FTX collapse: BlockFi sues a Bankman-Fried company

The disgraced Jewish king of crypto Sam Bankman-Fried was not named as a defendant in BlockFi's complaint.

  FTX CEO Sam Bankman-Fried poses for a picture, in an unspecified location, in this undated handout picture, obtained by Reuters on July 5, 2022. (photo credit: FTX/Handout via REUTERS)
FTX CEO Sam Bankman-Fried poses for a picture, in an unspecified location, in this undated handout picture, obtained by Reuters on July 5, 2022.
(photo credit: FTX/Handout via REUTERS)

Cryptocurrency lender BlockFi Inc has sued a holding company for FTX founder Sam Bankman-Fried, seeking to recover collateral pledged three weeks ago, before BlockFi and failed cryptocurrency exchange platform FTX filed for bankruptcy protection.

BlockFi in a complaint filed on Monday in New Jersey bankruptcy court said Emergent Fidelity Technologies Ltd has defaulted on its obligations under a Nov. 9 pledge agreement.

 Representations of cryptocurrencies are seen in front of displayed FTX logo and decreasing stock graph (credit: REUTERS) Representations of cryptocurrencies are seen in front of displayed FTX logo and decreasing stock graph (credit: REUTERS)

Who is the Jewish king of crypto Sam Bankman-Fried? 

Bankman-Fried, who was not named as a defendant in the BlockFi complaint, was once known as the king of crypto, with his FTX cryptocurrency exchange making him a billionaire and putting him on top of the market.

And seemingly overnight, it all came crashing down – along with his net worth.

 But who is the 30-year-old cryptocurrency wunderkind, and where is he now? 

Bankman-Fried hails from an upper-middle-class family of Jewish academics and grew up steeped in higher education.

 Starting out his career at Jane Street, SBF opened up the Alameda Research trading firm and soon got into the cryptocurrency game.

 By late 2018, Bankman-Fried opened up the FTX cryptocurrency exchange. 

 Based in the Bahamas, FTX achieved renown as one of the most stable and reliable players in the crypto field.

 In his position, SBF made use of his assets for what he described as Effective Altruism, bailing out ailing digital asset firms and donating his money, including to many causes aligned with the Democratic Party. 

At his peak, SBF's crypto investments and business activities proved to be incredibly profitable. Estimates had placed SBF's net worth at $26 billion at his peak, though he averaged around $10-$16 billion in October.

 Despite this, SBF famously eschewed most material pleasures associated with the super-rich, having little in the way of physical material assets like fancy cars, clothes or jewelry.

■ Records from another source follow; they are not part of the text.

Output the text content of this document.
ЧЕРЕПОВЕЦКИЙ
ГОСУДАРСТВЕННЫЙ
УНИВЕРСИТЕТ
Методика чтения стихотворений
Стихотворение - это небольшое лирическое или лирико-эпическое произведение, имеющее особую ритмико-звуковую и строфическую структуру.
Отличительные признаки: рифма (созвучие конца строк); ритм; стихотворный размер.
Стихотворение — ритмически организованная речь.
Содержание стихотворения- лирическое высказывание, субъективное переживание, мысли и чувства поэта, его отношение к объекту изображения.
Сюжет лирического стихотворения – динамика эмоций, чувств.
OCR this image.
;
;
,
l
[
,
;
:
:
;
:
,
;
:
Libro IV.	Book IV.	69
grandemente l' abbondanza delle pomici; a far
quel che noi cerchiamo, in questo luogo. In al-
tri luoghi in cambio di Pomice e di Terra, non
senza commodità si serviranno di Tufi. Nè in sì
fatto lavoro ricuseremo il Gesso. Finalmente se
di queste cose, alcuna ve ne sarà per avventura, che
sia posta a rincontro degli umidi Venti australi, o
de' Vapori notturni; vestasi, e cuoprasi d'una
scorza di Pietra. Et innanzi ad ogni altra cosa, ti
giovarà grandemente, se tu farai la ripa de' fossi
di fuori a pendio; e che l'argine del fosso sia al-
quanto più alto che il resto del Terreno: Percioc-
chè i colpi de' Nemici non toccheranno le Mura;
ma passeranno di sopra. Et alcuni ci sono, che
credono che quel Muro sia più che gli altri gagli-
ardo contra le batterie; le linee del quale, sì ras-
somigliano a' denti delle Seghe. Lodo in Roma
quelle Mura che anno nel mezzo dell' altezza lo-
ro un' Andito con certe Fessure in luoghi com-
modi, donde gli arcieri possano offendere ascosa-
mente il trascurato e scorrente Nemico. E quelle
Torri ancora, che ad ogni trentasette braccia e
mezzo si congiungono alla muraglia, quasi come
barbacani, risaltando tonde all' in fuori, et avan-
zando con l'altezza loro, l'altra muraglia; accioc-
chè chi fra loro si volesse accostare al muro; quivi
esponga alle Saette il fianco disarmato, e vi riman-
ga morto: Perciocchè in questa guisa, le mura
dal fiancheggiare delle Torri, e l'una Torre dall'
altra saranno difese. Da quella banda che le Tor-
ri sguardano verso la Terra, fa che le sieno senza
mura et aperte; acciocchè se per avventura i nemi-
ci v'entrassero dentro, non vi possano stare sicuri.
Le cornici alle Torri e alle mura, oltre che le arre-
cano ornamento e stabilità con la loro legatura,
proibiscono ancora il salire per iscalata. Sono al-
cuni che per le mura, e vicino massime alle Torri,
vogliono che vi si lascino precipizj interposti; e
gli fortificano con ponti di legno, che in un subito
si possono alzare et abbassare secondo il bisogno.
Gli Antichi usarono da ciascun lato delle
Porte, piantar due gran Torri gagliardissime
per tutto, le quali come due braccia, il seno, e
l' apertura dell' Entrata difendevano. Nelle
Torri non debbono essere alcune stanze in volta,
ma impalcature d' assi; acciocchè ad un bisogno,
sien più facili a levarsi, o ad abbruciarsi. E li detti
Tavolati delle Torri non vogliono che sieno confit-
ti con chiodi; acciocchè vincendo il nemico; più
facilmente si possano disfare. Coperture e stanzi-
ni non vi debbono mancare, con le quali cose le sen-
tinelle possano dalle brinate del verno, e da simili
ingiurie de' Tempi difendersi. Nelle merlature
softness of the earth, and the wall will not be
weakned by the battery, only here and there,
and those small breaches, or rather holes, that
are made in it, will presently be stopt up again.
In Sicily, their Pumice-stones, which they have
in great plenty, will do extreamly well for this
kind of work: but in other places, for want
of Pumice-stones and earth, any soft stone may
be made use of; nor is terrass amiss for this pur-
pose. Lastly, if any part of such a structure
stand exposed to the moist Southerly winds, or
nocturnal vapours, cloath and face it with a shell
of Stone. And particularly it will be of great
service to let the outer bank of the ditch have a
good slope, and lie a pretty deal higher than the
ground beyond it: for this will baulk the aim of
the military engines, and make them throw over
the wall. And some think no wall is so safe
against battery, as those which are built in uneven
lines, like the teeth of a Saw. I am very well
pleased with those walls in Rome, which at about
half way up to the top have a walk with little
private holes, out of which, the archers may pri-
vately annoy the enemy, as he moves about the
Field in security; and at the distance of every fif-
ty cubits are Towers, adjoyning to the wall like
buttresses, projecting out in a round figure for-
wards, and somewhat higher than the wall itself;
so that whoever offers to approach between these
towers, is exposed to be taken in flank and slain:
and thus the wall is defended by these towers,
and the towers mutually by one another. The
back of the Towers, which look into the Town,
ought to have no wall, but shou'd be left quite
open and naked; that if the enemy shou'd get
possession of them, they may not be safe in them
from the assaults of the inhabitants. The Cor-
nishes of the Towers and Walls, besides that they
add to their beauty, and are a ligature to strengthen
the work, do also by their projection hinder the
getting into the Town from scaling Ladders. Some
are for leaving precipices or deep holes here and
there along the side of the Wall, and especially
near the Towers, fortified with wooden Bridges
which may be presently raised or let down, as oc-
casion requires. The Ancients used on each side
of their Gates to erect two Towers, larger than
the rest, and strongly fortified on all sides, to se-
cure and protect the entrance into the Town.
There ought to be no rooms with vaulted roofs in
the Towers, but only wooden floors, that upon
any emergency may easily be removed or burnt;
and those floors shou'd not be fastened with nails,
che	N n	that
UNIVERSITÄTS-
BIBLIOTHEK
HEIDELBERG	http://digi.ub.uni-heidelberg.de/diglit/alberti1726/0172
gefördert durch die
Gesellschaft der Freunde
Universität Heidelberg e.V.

 But everything changed come November when FTX came crashing down.

 This happened on November 8 when Binance, the world's largest cryptocurrency exchange, announced it would try to purchase FTX, which had undergone a liquidity crisis after the firm sold its holdings in the FTX token FTT, completely tanking the token's worth. By November 9, Binance pulled out.

 By the end of it all, SBF lost his billionaire status. SBF made a new record for the Bloomberg Billionaires Index, which said that his net worth dropped by 94% in just a single day, plummeting to a mere $991 million, though current estimates say he has no material wealth whatsoever and a net worth far closer to 0.

 He resigned as CEO of FTX, which has since declared bankruptcy. 

 FlightRadar24 claims that Bankman-Fried had fled to Argentina, but he reportedly has insisted he's in the Bahamas. 

 Currently, SBF and other executives from FTX are being watched by the Bahamanian authorities. However, the fintech news outlet Cointelegraph claims that Bankman-Fried may be trying to flee to Dubai.

Billionaire entrepreneur and Dallas Mavericks owner Mark Cuban believes Bankman-Fried should be worried about ending up in prison, Fortune reported on Sunday.